По этой причине искусство «авангарда» не только отражает некоторые агуманные тенденции современной капиталистической действительности, но и само, по своей сущности, агуманно. Здесь — критерий его отличия от иных художественных направлений современной западной творческой практики, стремящихся противопоставить отображаемому кризису подлинные человеческие ценности, пусть не всегда связанные с отчетливой социальной и политической позицией.

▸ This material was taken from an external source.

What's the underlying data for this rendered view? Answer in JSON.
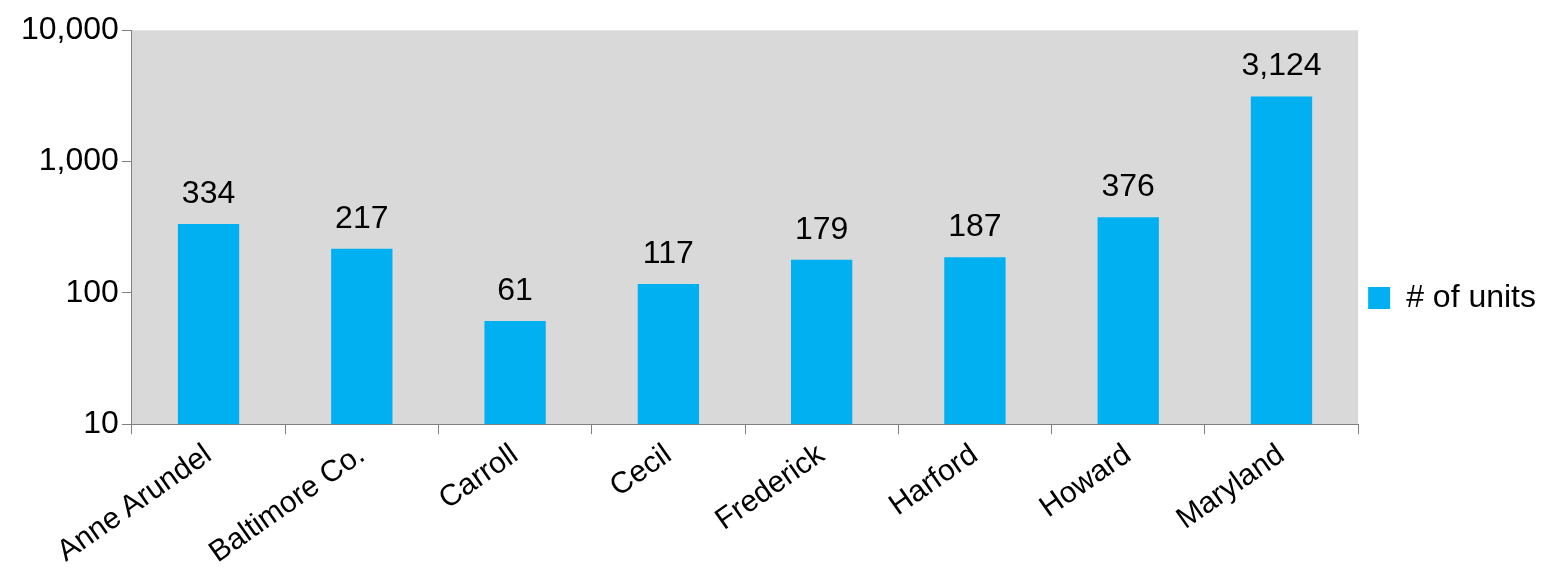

Анализируя «дело» «авангарда», необходимо отдавать себе отчет в том, что на Западе продолжала и продолжает жить прогрессивная музыкальная культура, в которой «города не стерты с лица земли», в которой сохраняется органическая связь с традицией, а новация не является самоцелью. Музыкальная культура, представленная, например, именами К. Орфа, Б. Бриттена, К. Чавеса, С. Барбера и других. Именно на фоне этой культуры, нередко замалчиваемой западной музыкальной публицистикой, которая ориентирована главным образом на «авангард»[9], идейная позиция последнего обретает свое подлинное значение: деструкция не просто традиционной, но вообще — гуманистической картины мира.

вернуться

6

В литературе многократно отмечалось, что на слух сериальная композиция не воспринимается как «тотально упорядоченная»; напротив — невозможность уследить за всеми соотношениями «рационализированного» целого превращает его в некий набор звуков, интригующий скорее неожиданностью сочетаний инструментов и в целом оставляющий в памяти лишь смутное звуковое пятно.

вернуться

7

В. Фробениус, анализирующий музыкальный язык лидера «новой простоты» В. Рима, подмечает влияние Штокхаузена («форму можно рассматривать как моменты в смысле Штокхаузена» — это о композиции Рима "Sub Kontur"), а также Малера, Чайковского, Берга. Выводы Фробениуса сводятся к тому, что на деле у Рима имеется сложная форма, и при этом ни в коем случае не новая2. «Конкретные композиторские методы не свидетельствуют ни о простоте, ни о новом», — делает сходный вывод И. Стоянова3.

вернуться

8

Послевоенные авангардисты резко отделяют себя от композиторов, которых называли «модернистами» в первой половине века. По их воззрениям, Шёнберг и Хиндемит, Берг и Онеггер — это «консервативный старый авангард»5. Так именуют они музыку, в которой новация сопрягается с традицией.

вернуться

9

Аналогично обстоит дело в западной литературной критике: «…литературы почти всех капиталистических стран Запада с начала или с середины 60-х годов вступили в стадию угрожающего давления неоавангардизма. Дело здесь не в количественном преобладании, а скорее в громкости и безапелляционности теоретических претензий. Неоавангардизм царил на поверхности литературной жизни, он диктовал моду дня, он привлекал литературную молодежь, он навязывал оценки, формулы и терминологию»7.